Key Contributions and Methodology

Several aspects stand out in this paper:

  1. Game-Theoretic Model: The authors introduce a game-theoretic framework that models the membership inference attack as a classification problem, which allows the use of supervised machine learning models. This framework effectively mimics real-world scenarios an adversary might exploit, bearing prior knowledge and aiming to identify the presence of a target user's data within aggregate location datasets.
  2. Real-World Datasets: The evaluation uses two real-world mobility datasets—Transport for London (TFL) and San Francisco Cabs (SFC)—to substantiate the feasibility of membership inference attacks. These datasets serve to highlight how properties such as regularity and user sparsity impact adversarial success.
  3. Analysis of Adversarial Knowledge: Through various adversarial settings, the paper reveals that knowledge about a user's movements significantly influences the efficacy of membership inference. It demonstrates that adversaries with data on specific user locations or past memberships in groups can perform noticeably accurate inference attacks, leading to considerable privacy loss, especially in smaller aggregation groups.
  4. Impact of Data Characteristics and Aggregation: The paper shows that data regularity (e.g., commuter behaviors in TFL) and aggregation size crucially determine the vulnerability to membership inference. Larger groups offer more robustness against these attacks, although the intrinsic regularity in TFL still poses significant risks, even in large group settings.
  5. Differential Privacy Strategies: The second part of the paper critically evaluates defense mechanisms based on differential privacy (DP). The authors assess various differential privacy techniques and conclude that while these mechanisms can reduce the likelihood of successful membership inference, they often demand a trade-off with data utility, particularly in large groups.

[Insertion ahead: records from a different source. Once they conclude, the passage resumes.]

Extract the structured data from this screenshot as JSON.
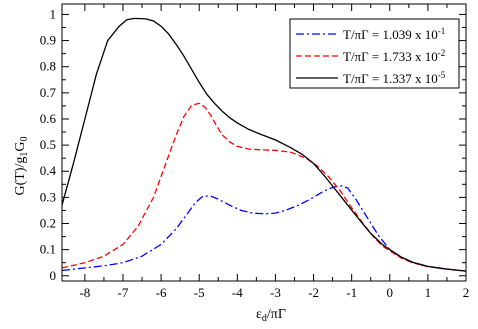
{
  "chart_data": {
    "type": "line",
    "xlabel_main": "ε",
    "xlabel_sub": "d",
    "xlabel_tail": "/πΓ",
    "ylabel_main": "G(T)/g",
    "ylabel_sub1": "1",
    "ylabel_mid": "G",
    "ylabel_sub2": "0",
    "xlim": [
      -8.6,
      2.0
    ],
    "ylim": [
      -0.02,
      1.04
    ],
    "x_ticks": [
      -8,
      -7,
      -6,
      -5,
      -4,
      -3,
      -2,
      -1,
      0,
      1,
      2
    ],
    "x_tick_labels": [
      "-8",
      "-7",
      "-6",
      "-5",
      "-4",
      "-3",
      "-2",
      "-1",
      "0",
      "1",
      "2"
    ],
    "y_ticks": [
      0,
      0.1,
      0.2,
      0.3,
      0.4,
      0.5,
      0.6,
      0.7,
      0.8,
      0.9,
      1.0
    ],
    "y_tick_labels": [
      "0",
      "0.1",
      "0.2",
      "0.3",
      "0.4",
      "0.5",
      "0.6",
      "0.7",
      "0.8",
      "0.9",
      "1"
    ],
    "grid": false,
    "legend_placement": "top-right",
    "series": [
      {
        "name_prefix": "T/πΓ = 1.039 x 10",
        "name_exp": "-1",
        "color": "#0000ff",
        "dash": "dashdot",
        "x": [
          -8.6,
          -8.0,
          -7.5,
          -7.0,
          -6.5,
          -6.0,
          -5.6,
          -5.3,
          -5.1,
          -4.9,
          -4.7,
          -4.5,
          -4.2,
          -3.9,
          -3.6,
          -3.3,
          -3.0,
          -2.7,
          -2.4,
          -2.1,
          -1.8,
          -1.6,
          -1.4,
          -1.25,
          -1.1,
          -0.9,
          -0.6,
          -0.3,
          0.0,
          0.3,
          0.6,
          1.0,
          1.5,
          2.0
        ],
        "y": [
          0.02,
          0.03,
          0.038,
          0.05,
          0.075,
          0.12,
          0.18,
          0.24,
          0.28,
          0.305,
          0.305,
          0.293,
          0.27,
          0.25,
          0.24,
          0.237,
          0.24,
          0.252,
          0.27,
          0.292,
          0.318,
          0.333,
          0.342,
          0.344,
          0.335,
          0.295,
          0.225,
          0.155,
          0.1,
          0.07,
          0.05,
          0.035,
          0.025,
          0.018
        ]
      },
      {
        "name_prefix": "T/πΓ = 1.733 x 10",
        "name_exp": "-2",
        "color": "#ff0000",
        "dash": "dashed",
        "x": [
          -8.6,
          -8.0,
          -7.5,
          -7.0,
          -6.6,
          -6.2,
          -5.9,
          -5.6,
          -5.4,
          -5.2,
          -5.0,
          -4.85,
          -4.7,
          -4.55,
          -4.4,
          -4.2,
          -4.0,
          -3.7,
          -3.4,
          -3.0,
          -2.6,
          -2.2,
          -1.9,
          -1.6,
          -1.3,
          -1.0,
          -0.7,
          -0.4,
          -0.2,
          0.0,
          0.3,
          0.6,
          1.0,
          1.5,
          2.0
        ],
        "y": [
          0.03,
          0.05,
          0.075,
          0.12,
          0.19,
          0.3,
          0.42,
          0.54,
          0.61,
          0.652,
          0.66,
          0.645,
          0.615,
          0.575,
          0.54,
          0.512,
          0.495,
          0.485,
          0.482,
          0.48,
          0.473,
          0.45,
          0.42,
          0.378,
          0.325,
          0.26,
          0.2,
          0.145,
          0.115,
          0.095,
          0.068,
          0.05,
          0.035,
          0.025,
          0.018
        ]
      },
      {
        "name_prefix": "T/πΓ = 1.337 x 10",
        "name_exp": "-5",
        "color": "#000000",
        "dash": "solid",
        "x": [
          -8.6,
          -8.3,
          -8.0,
          -7.7,
          -7.4,
          -7.1,
          -6.9,
          -6.7,
          -6.4,
          -6.2,
          -6.0,
          -5.8,
          -5.6,
          -5.4,
          -5.2,
          -5.0,
          -4.8,
          -4.6,
          -4.4,
          -4.2,
          -4.0,
          -3.7,
          -3.4,
          -3.0,
          -2.6,
          -2.3,
          -2.0,
          -1.7,
          -1.4,
          -1.1,
          -0.8,
          -0.5,
          -0.2,
          0.0,
          0.3,
          0.6,
          1.0,
          1.5,
          2.0
        ],
        "y": [
          0.27,
          0.43,
          0.6,
          0.77,
          0.9,
          0.955,
          0.98,
          0.985,
          0.983,
          0.975,
          0.955,
          0.925,
          0.885,
          0.84,
          0.79,
          0.74,
          0.695,
          0.66,
          0.63,
          0.605,
          0.585,
          0.56,
          0.542,
          0.52,
          0.49,
          0.465,
          0.43,
          0.38,
          0.325,
          0.27,
          0.215,
          0.162,
          0.12,
          0.1,
          0.072,
          0.052,
          0.036,
          0.026,
          0.018
        ]
      }
    ]
  }
}
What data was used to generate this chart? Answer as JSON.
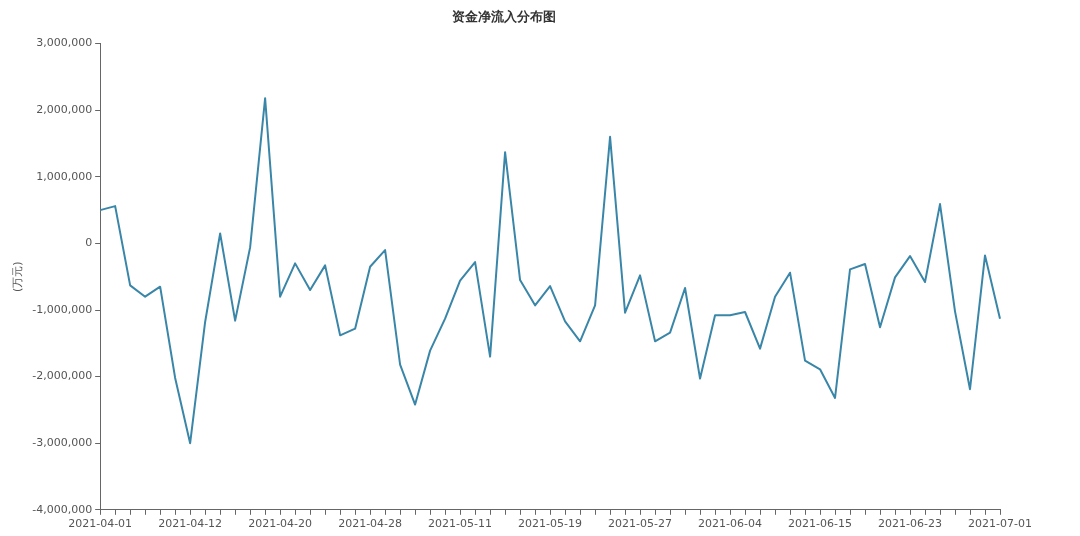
{
  "chart_data": {
    "type": "line",
    "title": "资金净流入分布图",
    "ylabel": "(万元)",
    "categories": [
      "2021-04-01",
      null,
      null,
      null,
      null,
      null,
      "2021-04-12",
      null,
      null,
      null,
      null,
      null,
      "2021-04-20",
      null,
      null,
      null,
      null,
      null,
      "2021-04-28",
      null,
      null,
      null,
      null,
      null,
      "2021-05-11",
      null,
      null,
      null,
      null,
      null,
      "2021-05-19",
      null,
      null,
      null,
      null,
      null,
      "2021-05-27",
      null,
      null,
      null,
      null,
      null,
      "2021-06-04",
      null,
      null,
      null,
      null,
      null,
      "2021-06-15",
      null,
      null,
      null,
      null,
      null,
      "2021-06-23",
      null,
      null,
      null,
      null,
      null,
      "2021-07-01"
    ],
    "series": [
      {
        "color": "#3a86a8",
        "values": [
          500000,
          560000,
          -630000,
          -800000,
          -650000,
          -2020000,
          -3000000,
          -1180000,
          150000,
          -1160000,
          -60000,
          2180000,
          -800000,
          -300000,
          -700000,
          -330000,
          -1380000,
          -1280000,
          -350000,
          -100000,
          -1820000,
          -2420000,
          -1610000,
          -1130000,
          -560000,
          -280000,
          -1700000,
          1370000,
          -550000,
          -930000,
          -640000,
          -1170000,
          -1470000,
          -930000,
          1600000,
          -1040000,
          -480000,
          -1470000,
          -1340000,
          -670000,
          -2030000,
          -1080000,
          -1080000,
          -1030000,
          -1580000,
          -800000,
          -440000,
          -1760000,
          -1890000,
          -2320000,
          -390000,
          -310000,
          -1260000,
          -510000,
          -190000,
          -580000,
          590000,
          -1020000,
          -2190000,
          -180000,
          -1130000
        ]
      }
    ],
    "ylim": [
      -4000000,
      3000000
    ],
    "yticks": [
      {
        "value": -4000000,
        "label": "-4,000,000"
      },
      {
        "value": -3000000,
        "label": "-3,000,000"
      },
      {
        "value": -2000000,
        "label": "-2,000,000"
      },
      {
        "value": -1000000,
        "label": "-1,000,000"
      },
      0,
      {
        "value": 1000000,
        "label": "1,000,000"
      },
      {
        "value": 2000000,
        "label": "2,000,000"
      },
      {
        "value": 3000000,
        "label": "3,000,000"
      }
    ],
    "grid": false,
    "legend": false,
    "marker": "none",
    "line_style": "solid"
  }
}
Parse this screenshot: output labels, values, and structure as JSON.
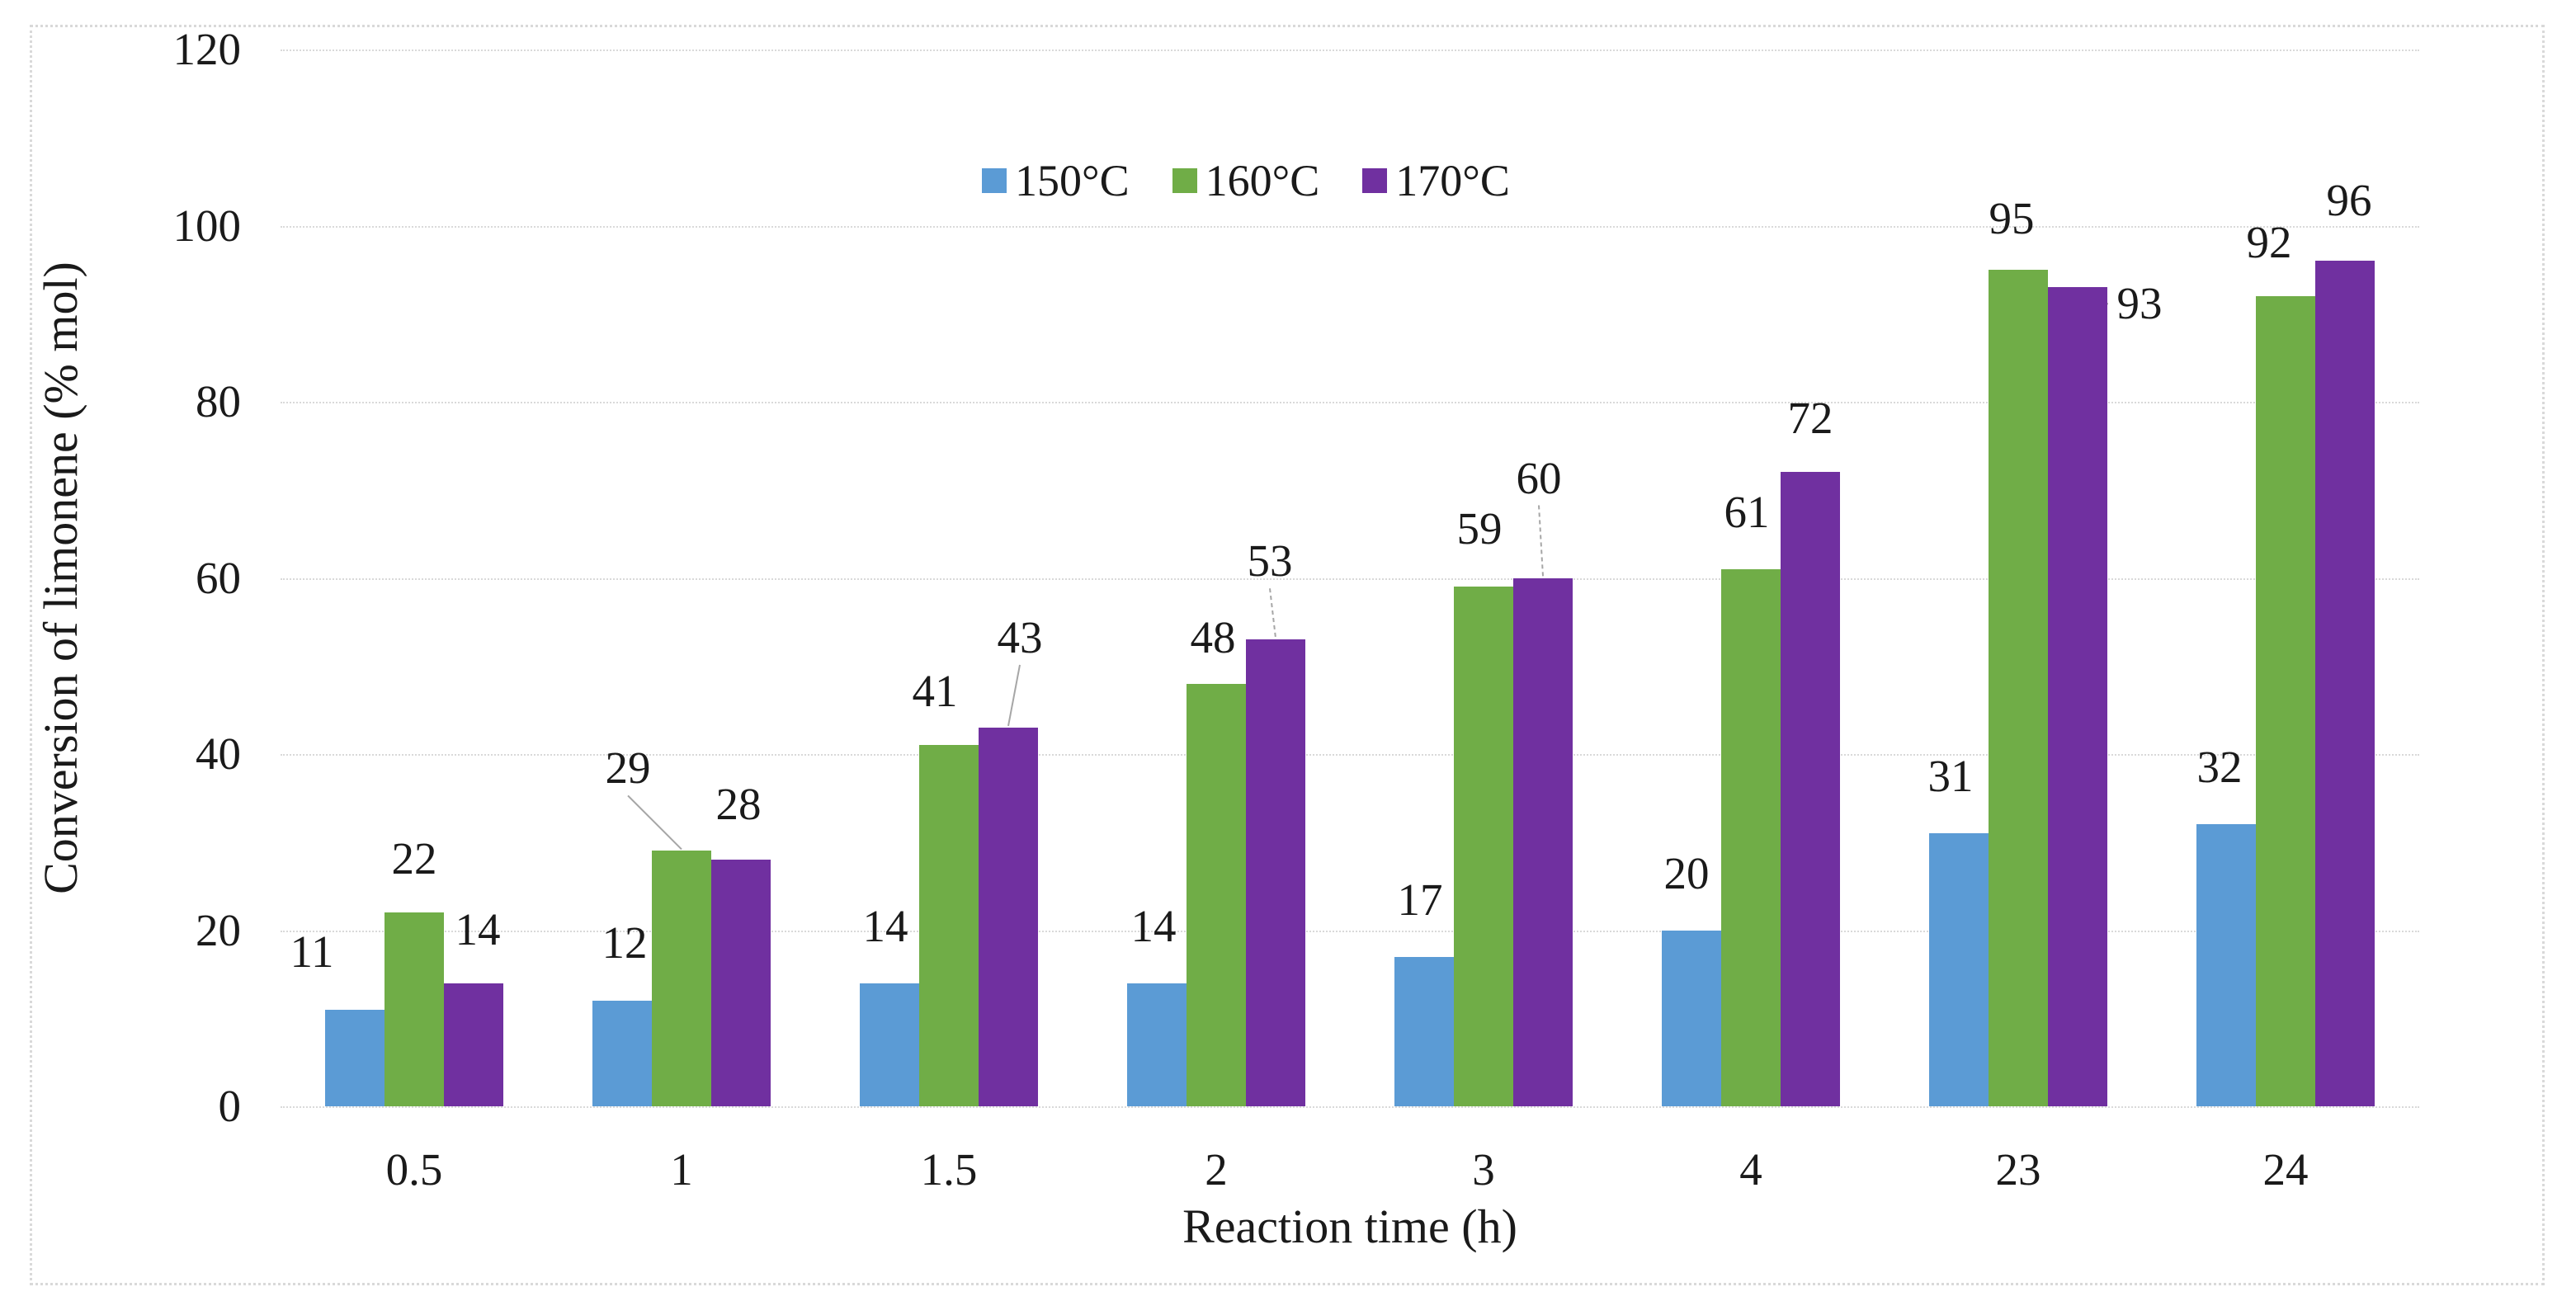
{
  "chart_data": {
    "type": "bar",
    "title": "",
    "xlabel": "Reaction time (h)",
    "ylabel": "Conversion of limonene (% mol)",
    "ylim": [
      0,
      120
    ],
    "ytick_step": 20,
    "yticks": [
      "0",
      "20",
      "40",
      "60",
      "80",
      "100",
      "120"
    ],
    "categories": [
      "0.5",
      "1",
      "1.5",
      "2",
      "3",
      "4",
      "23",
      "24"
    ],
    "series": [
      {
        "name": "150°C",
        "color": "#5B9BD5",
        "values": [
          11,
          12,
          14,
          14,
          17,
          20,
          31,
          32
        ]
      },
      {
        "name": "160°C",
        "color": "#70AD47",
        "values": [
          22,
          29,
          41,
          48,
          59,
          61,
          95,
          92
        ]
      },
      {
        "name": "170°C",
        "color": "#7030A0",
        "values": [
          14,
          28,
          43,
          53,
          60,
          72,
          93,
          96
        ]
      }
    ],
    "legend_position": "top-center",
    "grid": "horizontal-dotted",
    "data_labels": "outside-end",
    "label_layout": [
      [
        {
          "dx": -52,
          "rise": 43
        },
        {
          "dx": 3,
          "rise": 43
        },
        {
          "dx": -5,
          "rise": 42
        },
        {
          "dx": -4,
          "rise": 42
        },
        {
          "dx": -5,
          "rise": 42
        },
        {
          "dx": -6,
          "rise": 42
        },
        {
          "dx": -10,
          "rise": 42
        },
        {
          "dx": -8,
          "rise": 42
        }
      ],
      [
        {
          "dx": 0,
          "rise": 38
        },
        {
          "dx": -65,
          "rise": 73,
          "leader": true
        },
        {
          "dx": -17,
          "rise": 38
        },
        {
          "dx": -4,
          "rise": 29
        },
        {
          "dx": -5,
          "rise": 43
        },
        {
          "dx": -5,
          "rise": 42
        },
        {
          "dx": -8,
          "rise": 35
        },
        {
          "dx": -20,
          "rise": 38
        }
      ],
      [
        {
          "dx": 5,
          "rise": 38
        },
        {
          "dx": -3,
          "rise": 40
        },
        {
          "dx": 14,
          "rise": 82,
          "leader": true
        },
        {
          "dx": -7,
          "rise": 68,
          "leader": true,
          "dash": true
        },
        {
          "dx": -5,
          "rise": 94,
          "leader": true,
          "dash": true
        },
        {
          "dx": 0,
          "rise": 38
        },
        {
          "dx": 75,
          "rise": -47,
          "leader": "elbow"
        },
        {
          "dx": 5,
          "rise": 46
        }
      ]
    ]
  },
  "colors": {
    "gridline": "#d9d9d9",
    "frame_border": "#d9d9d9",
    "leader_line": "#a6a6a6",
    "text": "#1a1a1a",
    "background": "#ffffff"
  }
}
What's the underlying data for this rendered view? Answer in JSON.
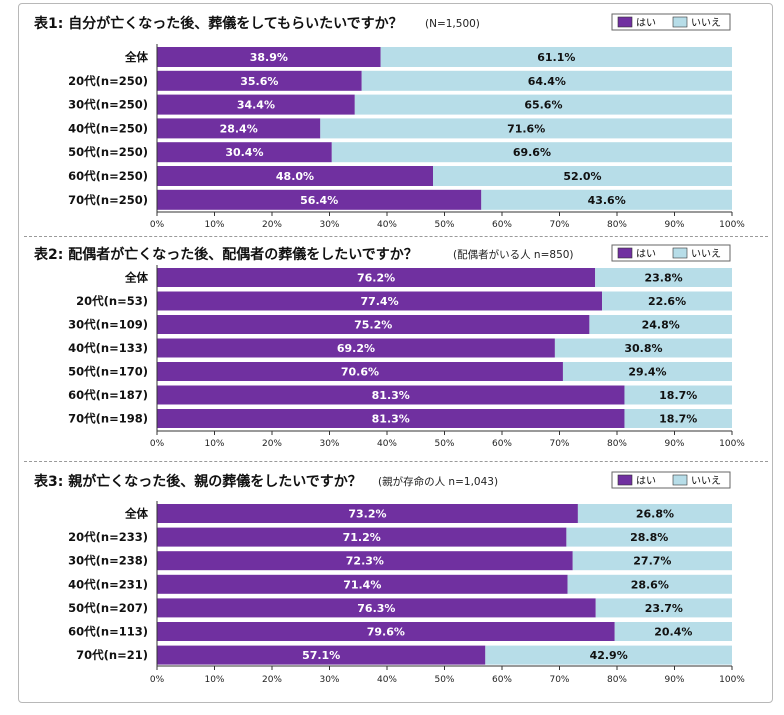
{
  "colors": {
    "yes": "#7030a0",
    "no": "#b7dde8",
    "axis": "#333333"
  },
  "chart_data": [
    {
      "type": "bar",
      "orientation": "horizontal-stacked-100",
      "title": "表1: 自分が亡くなった後、葬儀をしてもらいたいですか？",
      "note": "(N=1,500)",
      "legend": [
        "はい",
        "いいえ"
      ],
      "legend_position": "top-right",
      "xlim": [
        0,
        100
      ],
      "ticks": [
        "0%",
        "10%",
        "20%",
        "30%",
        "40%",
        "50%",
        "60%",
        "70%",
        "80%",
        "90%",
        "100%"
      ],
      "categories": [
        "全体",
        "20代(n=250)",
        "30代(n=250)",
        "40代(n=250)",
        "50代(n=250)",
        "60代(n=250)",
        "70代(n=250)"
      ],
      "series": [
        {
          "name": "はい",
          "values": [
            38.9,
            35.6,
            34.4,
            28.4,
            30.4,
            48.0,
            56.4
          ],
          "labels": [
            "38.9%",
            "35.6%",
            "34.4%",
            "28.4%",
            "30.4%",
            "48.0%",
            "56.4%"
          ]
        },
        {
          "name": "いいえ",
          "values": [
            61.1,
            64.4,
            65.6,
            71.6,
            69.6,
            52.0,
            43.6
          ],
          "labels": [
            "61.1%",
            "64.4%",
            "65.6%",
            "71.6%",
            "69.6%",
            "52.0%",
            "43.6%"
          ]
        }
      ]
    },
    {
      "type": "bar",
      "orientation": "horizontal-stacked-100",
      "title": "表2: 配偶者が亡くなった後、配偶者の葬儀をしたいですか？",
      "note": "(配偶者がいる人 n=850)",
      "legend": [
        "はい",
        "いいえ"
      ],
      "legend_position": "top-right",
      "xlim": [
        0,
        100
      ],
      "ticks": [
        "0%",
        "10%",
        "20%",
        "30%",
        "40%",
        "50%",
        "60%",
        "70%",
        "80%",
        "90%",
        "100%"
      ],
      "categories": [
        "全体",
        "20代(n=53)",
        "30代(n=109)",
        "40代(n=133)",
        "50代(n=170)",
        "60代(n=187)",
        "70代(n=198)"
      ],
      "series": [
        {
          "name": "はい",
          "values": [
            76.2,
            77.4,
            75.2,
            69.2,
            70.6,
            81.3,
            81.3
          ],
          "labels": [
            "76.2%",
            "77.4%",
            "75.2%",
            "69.2%",
            "70.6%",
            "81.3%",
            "81.3%"
          ]
        },
        {
          "name": "いいえ",
          "values": [
            23.8,
            22.6,
            24.8,
            30.8,
            29.4,
            18.7,
            18.7
          ],
          "labels": [
            "23.8%",
            "22.6%",
            "24.8%",
            "30.8%",
            "29.4%",
            "18.7%",
            "18.7%"
          ]
        }
      ]
    },
    {
      "type": "bar",
      "orientation": "horizontal-stacked-100",
      "title": "表3: 親が亡くなった後、親の葬儀をしたいですか？",
      "note": "(親が存命の人 n=1,043)",
      "legend": [
        "はい",
        "いいえ"
      ],
      "legend_position": "top-right",
      "xlim": [
        0,
        100
      ],
      "ticks": [
        "0%",
        "10%",
        "20%",
        "30%",
        "40%",
        "50%",
        "60%",
        "70%",
        "80%",
        "90%",
        "100%"
      ],
      "categories": [
        "全体",
        "20代(n=233)",
        "30代(n=238)",
        "40代(n=231)",
        "50代(n=207)",
        "60代(n=113)",
        "70代(n=21)"
      ],
      "series": [
        {
          "name": "はい",
          "values": [
            73.2,
            71.2,
            72.3,
            71.4,
            76.3,
            79.6,
            57.1
          ],
          "labels": [
            "73.2%",
            "71.2%",
            "72.3%",
            "71.4%",
            "76.3%",
            "79.6%",
            "57.1%"
          ]
        },
        {
          "name": "いいえ",
          "values": [
            26.8,
            28.8,
            27.7,
            28.6,
            23.7,
            20.4,
            42.9
          ],
          "labels": [
            "26.8%",
            "28.8%",
            "27.7%",
            "28.6%",
            "23.7%",
            "20.4%",
            "42.9%"
          ]
        }
      ]
    }
  ]
}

Key Findings and Implications

The findings underline the substantial privacy risks associated with aggregate location data. Notably:

  • High Efficacy of Membership Inference: The results demonstrate alarming efficacy of membership inference attacks in specific settings and emphasize the role of adversarial prior knowledge. For example, attacks succeed with high accuracy and AUC scores when adversaries have past access or subset location information.
  • Insufficiency of Naive Aggregation as Protection: The paper clearly refutes the notion that data aggregation inherently guarantees privacy by highlighting plausible risks even in aggregated datasets, particularly those with high regularity.
  • Challenges in Privacy-Utility Trade-off: The differential privacy mechanisms evaluated reveal a nuanced trade-off between privacy and utility. While some DP mechanisms provide robustness against inference attacks, they often compromise the utility of released datasets. An adversary modeling the noise added by DP mechanisms can undermine the privacy benefit, indicating a pressing need for more sophisticated defense mechanisms.

Looking Forward

The paper heralds important considerations for developers and policymakers alike, especially as smart services increasingly rely on location analytics. Future research directions might explore adaptive and context-aware differential privacy techniques that align privacy requirements with utility demands without succumbing to adversarial exploits. Moreover, there's a scope to investigate novel adversarial strategies that could evolve beyond the current machine learning paradigms.

Conclusively, the authors successfully illuminate an under-researched but acutely relevant privacy challenge in data-driven ecosystems, providing groundwork for future innovations in secure location data utilization.